In today’s world where most businesses tend to make excuses or ignore their customers, I’m pleased to say at least one Hard Rock Cafe manager differentiated himself following a bad experience at one of the chain’s restaurants. This incident offers many important customer service skill lessons for business. Here are what I believe are the top 5 lessons learned. What do you think?
1. It’s the experience, stupid. Guests will tolerate even mediocre food if the experience is good. We have many choices when we dine out but find ourselves choosing just a few. What differentiates our favorites from the rest aren’t cheap food and drink. It’s the comfortable feeling we get when we’re greeted as “family” or “special guests” every time we visit. Likewise, we’ve never returned to restaurants that had outstanding cuisine but lousy service. In this case, the manager ignored our experience and put her attitude and work operations ahead of visitor safety and comfort.
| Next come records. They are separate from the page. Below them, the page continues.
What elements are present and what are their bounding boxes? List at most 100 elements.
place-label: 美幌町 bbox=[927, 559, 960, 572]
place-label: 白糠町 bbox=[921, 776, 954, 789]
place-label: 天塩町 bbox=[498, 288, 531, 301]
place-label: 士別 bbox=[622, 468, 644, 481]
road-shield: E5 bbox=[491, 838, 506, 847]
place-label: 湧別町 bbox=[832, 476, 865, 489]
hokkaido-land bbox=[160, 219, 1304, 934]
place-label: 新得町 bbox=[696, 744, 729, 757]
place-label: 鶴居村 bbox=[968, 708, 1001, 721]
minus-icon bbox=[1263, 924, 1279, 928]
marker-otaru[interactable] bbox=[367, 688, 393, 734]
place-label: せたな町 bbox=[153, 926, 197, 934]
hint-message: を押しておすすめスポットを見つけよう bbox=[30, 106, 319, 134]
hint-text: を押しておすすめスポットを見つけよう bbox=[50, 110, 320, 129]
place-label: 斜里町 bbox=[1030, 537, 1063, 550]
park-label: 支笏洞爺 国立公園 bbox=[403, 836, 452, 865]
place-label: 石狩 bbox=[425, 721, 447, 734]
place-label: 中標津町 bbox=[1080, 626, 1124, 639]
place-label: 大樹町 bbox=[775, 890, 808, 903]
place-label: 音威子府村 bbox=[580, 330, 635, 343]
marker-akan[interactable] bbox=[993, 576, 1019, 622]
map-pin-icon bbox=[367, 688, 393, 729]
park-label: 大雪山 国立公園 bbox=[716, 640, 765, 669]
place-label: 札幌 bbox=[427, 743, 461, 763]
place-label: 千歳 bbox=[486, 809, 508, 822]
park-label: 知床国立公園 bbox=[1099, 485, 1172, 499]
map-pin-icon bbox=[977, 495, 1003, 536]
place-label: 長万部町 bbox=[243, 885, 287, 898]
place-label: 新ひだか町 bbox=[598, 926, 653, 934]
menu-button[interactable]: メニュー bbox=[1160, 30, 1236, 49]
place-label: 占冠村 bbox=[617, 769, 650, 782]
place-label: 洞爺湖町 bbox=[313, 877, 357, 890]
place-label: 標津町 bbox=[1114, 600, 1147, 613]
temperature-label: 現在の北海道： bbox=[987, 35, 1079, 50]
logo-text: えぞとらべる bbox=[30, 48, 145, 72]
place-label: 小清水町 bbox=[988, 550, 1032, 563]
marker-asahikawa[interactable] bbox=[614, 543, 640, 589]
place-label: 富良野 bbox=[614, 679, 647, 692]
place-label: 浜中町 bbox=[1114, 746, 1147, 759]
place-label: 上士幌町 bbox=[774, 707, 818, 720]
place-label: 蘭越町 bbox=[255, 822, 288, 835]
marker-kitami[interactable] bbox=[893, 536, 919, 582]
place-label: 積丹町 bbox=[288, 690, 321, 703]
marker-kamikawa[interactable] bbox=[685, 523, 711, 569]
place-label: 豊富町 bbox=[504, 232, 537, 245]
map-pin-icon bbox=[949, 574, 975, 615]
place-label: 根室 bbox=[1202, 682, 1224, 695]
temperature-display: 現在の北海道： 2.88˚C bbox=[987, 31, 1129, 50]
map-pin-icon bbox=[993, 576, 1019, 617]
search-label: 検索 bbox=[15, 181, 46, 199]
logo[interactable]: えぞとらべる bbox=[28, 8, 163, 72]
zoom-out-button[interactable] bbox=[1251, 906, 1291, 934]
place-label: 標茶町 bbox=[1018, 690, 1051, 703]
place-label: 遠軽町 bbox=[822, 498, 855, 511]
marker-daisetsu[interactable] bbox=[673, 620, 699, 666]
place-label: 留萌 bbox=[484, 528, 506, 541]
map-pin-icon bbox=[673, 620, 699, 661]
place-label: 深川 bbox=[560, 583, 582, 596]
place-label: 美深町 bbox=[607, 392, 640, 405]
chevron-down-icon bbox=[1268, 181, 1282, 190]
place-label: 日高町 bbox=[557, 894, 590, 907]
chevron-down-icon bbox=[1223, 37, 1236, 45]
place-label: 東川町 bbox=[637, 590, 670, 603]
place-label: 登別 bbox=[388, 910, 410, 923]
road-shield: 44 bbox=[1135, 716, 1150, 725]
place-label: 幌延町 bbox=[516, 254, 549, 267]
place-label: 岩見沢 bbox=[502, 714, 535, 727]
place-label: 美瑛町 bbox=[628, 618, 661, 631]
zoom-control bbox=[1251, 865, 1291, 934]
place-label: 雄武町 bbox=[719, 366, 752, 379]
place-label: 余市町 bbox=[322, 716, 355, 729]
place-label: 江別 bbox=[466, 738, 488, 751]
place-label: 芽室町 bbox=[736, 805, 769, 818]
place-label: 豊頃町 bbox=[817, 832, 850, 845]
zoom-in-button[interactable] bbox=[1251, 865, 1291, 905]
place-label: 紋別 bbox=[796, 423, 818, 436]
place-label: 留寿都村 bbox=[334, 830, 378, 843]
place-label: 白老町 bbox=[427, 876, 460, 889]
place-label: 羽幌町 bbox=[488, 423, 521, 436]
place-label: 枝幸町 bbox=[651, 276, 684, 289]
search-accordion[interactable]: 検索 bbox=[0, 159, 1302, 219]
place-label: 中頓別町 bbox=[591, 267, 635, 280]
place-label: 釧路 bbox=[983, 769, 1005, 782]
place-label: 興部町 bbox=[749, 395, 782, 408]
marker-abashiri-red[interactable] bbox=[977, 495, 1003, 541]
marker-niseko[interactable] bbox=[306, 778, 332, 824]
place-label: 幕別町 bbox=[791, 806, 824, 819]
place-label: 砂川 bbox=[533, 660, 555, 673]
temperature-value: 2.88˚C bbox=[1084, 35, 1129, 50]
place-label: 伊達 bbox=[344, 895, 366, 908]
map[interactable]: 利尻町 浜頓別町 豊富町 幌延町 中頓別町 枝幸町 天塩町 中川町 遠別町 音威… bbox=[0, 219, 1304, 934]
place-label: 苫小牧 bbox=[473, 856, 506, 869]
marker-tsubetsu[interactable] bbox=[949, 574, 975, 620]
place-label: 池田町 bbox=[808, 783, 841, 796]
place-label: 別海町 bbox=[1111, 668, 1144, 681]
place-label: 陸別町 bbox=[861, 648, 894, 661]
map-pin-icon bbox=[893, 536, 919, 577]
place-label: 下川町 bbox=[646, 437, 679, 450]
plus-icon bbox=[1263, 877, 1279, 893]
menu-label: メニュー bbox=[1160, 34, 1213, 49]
2. Be proactive. Employees should be on the lookout for dangers and risks for their guests. Although my wife’s purse wasn’t in the open, it wasn’t secure either. Some might argue that it’s not the restaurant’s obligation to ensure that guests protect their personal belongings. But it should be their responsibility to ensure our visit is uneventful, if not enjoyable. We’ve been guests in other restaurants where the wait staff or host scanned the floor, then stopped by the table to recommend that we hide our personal belongings and remove the “easy target” sign from our backs. It’s not a perfect system or a guarantee but we always appreciated that the restaurant was looking out for us and creating a safe environment – even for just a few minutes.
3. Seize the moment. Don’t wait for a customer to complain. For me this one’s a no-brainer. What could have turned into a major inconvenience and ruined weekend worked out thanks to the observant guest at the next table. For just a moment, he was a “hero.” The Hard Rock Café staff blew one of those rare opportunities to recognize a guest for going above and beyond. The good will and positive press generated by such a moment would have far exceeded any disruption to a manager’s busy schedule or loss of a few dollars by comping their meal. Instead the “hero” walked out quietly, and we left angry and unhappy…with a negative story to tell.
4. Don’t underestimate the power of social media. To paraphrase, “Hell hath no fury like an upset customer scorned.” In the past, it was said that a person would tell 3 other people about a good customer service experience… and 13 about a bad one. Today, you can add a few zero’s to the bad story scenario. In the past, I might have written a letter to the General Manager or CEO of Hard Rock Café. Today, all I needed to do was post my complaint to a social networking site like Facebook and user-review site like Yelp. Instead of 13 people hearing about the bad experience, my potential audience reached hundreds of millions with a few keystrokes. What’s worse is that what happens on the Internet, stays on the Internet. A bad experience posted on the Internet doesn’t go away after it’s resolved, but lingers on the Internet ad infinitum. Don’t ignore this new reality. Thanks to social media, the company no longer controls the brand; customers do.
5. To err is human, to recover divine. An apology is a good way to have the last word (Author Unknown). One of the most frequent questions I get when speaking to business people about social media is “what should we do about negative comments posted on our blog or social networking site.” My response: thank them! A study of why customers switch companies revealed that only 4 percent of dissatisfied customers complain. For every complaint, 26 more customers were unhappy. Worse than that, from 65 to 90 percent of the unhappy but non-complaining customers would never buy from the company again. Social media can be a very valuable customer service recovery strategy. A study for Travelers Insurance a few years ago showed that persuading people to complain could be the best business move a company could make. While only 9 percent of the non-complainers would buy from that company again, 82 percent would buy again if they complained AND the company resolved the problem. Even for customers who did complain but whose problem wasn’t resolved, more than 50 percent were willing to give the company a second chance.
Good customer service starts with attitude. All the training in the world won’t save an employee with a bad attitude. And a positive service attitude can’t be trained. But good customer service skills can turn a good employee with a positive attitude into a great one and maybe – just maybe – help a company successfully recover and retain a customer from a bad service experience.